Despair Grows In New Orleans


NEW ORLEANS ~ Nine people have been slain in New Orleans in the first eight days of the new year, deepening the sense of despair over the slow pace of the city's recovery and leaving police and civic leaders grasping for ways to stop the bloodshed.
The government should make FEMA turn over records of residents of its trailers and trailer parks to New Orleans police and other agencies investigating crime in the area, U.S. Senator Mary Landrieu said Tuesday as officials struggled to cope with the situation. The proposal is part of a 10-point plan she announced in Washington for fighting crime in New Orleans, where nine killings in the first eight days of the new year are threatening its biggest business: tourism and conventions. Landrieu also called for sending more FBI and Drug Enforcement Administration agents to New Orleans and the surrounding area and for speeding up remaining reconstruction for the police department and other criminal justice facilities in the area.
The New Orleans police superintendent is talking of a possible curfew and lamenting his understaffed force. More than 15 months after Hurricane Katrina, tourism officials are rushing to reassure visitors with the Mardi Gras season approaching.
Last year, university researchers conducted an experiment in which police fired 700 blank rounds in a New Orleans neighborhood in a single afternoon. No one called to report the gunfire.
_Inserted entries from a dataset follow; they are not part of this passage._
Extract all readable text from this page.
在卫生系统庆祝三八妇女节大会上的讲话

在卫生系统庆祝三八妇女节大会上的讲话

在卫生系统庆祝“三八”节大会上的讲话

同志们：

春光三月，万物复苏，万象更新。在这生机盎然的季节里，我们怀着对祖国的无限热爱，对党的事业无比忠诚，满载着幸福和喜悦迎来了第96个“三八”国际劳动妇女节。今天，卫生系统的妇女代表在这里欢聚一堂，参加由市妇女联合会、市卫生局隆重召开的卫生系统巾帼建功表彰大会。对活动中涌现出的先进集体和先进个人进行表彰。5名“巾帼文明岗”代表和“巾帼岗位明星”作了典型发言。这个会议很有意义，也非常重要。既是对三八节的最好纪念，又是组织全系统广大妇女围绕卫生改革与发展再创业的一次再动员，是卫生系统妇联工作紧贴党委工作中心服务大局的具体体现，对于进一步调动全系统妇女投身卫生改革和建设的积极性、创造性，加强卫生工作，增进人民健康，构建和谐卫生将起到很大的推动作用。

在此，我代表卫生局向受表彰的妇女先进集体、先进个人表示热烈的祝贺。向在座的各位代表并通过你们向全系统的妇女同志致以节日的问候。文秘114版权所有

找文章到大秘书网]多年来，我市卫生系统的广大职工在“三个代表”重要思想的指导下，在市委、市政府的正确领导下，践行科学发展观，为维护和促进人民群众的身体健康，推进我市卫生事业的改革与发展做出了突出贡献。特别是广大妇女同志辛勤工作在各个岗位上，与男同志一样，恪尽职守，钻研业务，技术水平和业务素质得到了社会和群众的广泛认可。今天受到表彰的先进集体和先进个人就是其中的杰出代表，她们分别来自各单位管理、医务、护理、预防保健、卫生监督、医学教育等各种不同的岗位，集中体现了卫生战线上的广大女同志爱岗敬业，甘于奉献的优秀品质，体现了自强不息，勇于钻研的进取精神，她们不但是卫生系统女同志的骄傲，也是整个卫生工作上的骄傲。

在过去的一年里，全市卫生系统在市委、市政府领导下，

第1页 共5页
New Orleans residents are reluctant to come forward as witnesses, fearing retaliation. And experts say that is one of several reasons homicides are on the rise in the Big Easy at a time when other cities are seeing their murder rates plummet to levels not seen in decades.
The city’s murder rate is still far lower than a decade ago, when New Orleans was the country’s murder capital. But in recent years, the city’s homicide rate has climbed again to nearly 10 times the national average.
"There's a big difference between being concerned and being scared. Now I'm scared," said Baty Landis, a 34-year-old Tulane University professor and music club owner who is organizing a march later this week to urge officials to do something.
The spasm of violence came despite the presence of about 300 National Guardsmen and 60 state troopers who were brought in last June to help patrol the streets because of a surge in killings.
While police say most of the recent slayings have involved drugs in neighborhoods accustomed to violence, some took place in quieter areas. Last week, a filmmaker was shot to death and her physician husband wounded as they walked outside their Faubourg Marigny home with their toddler.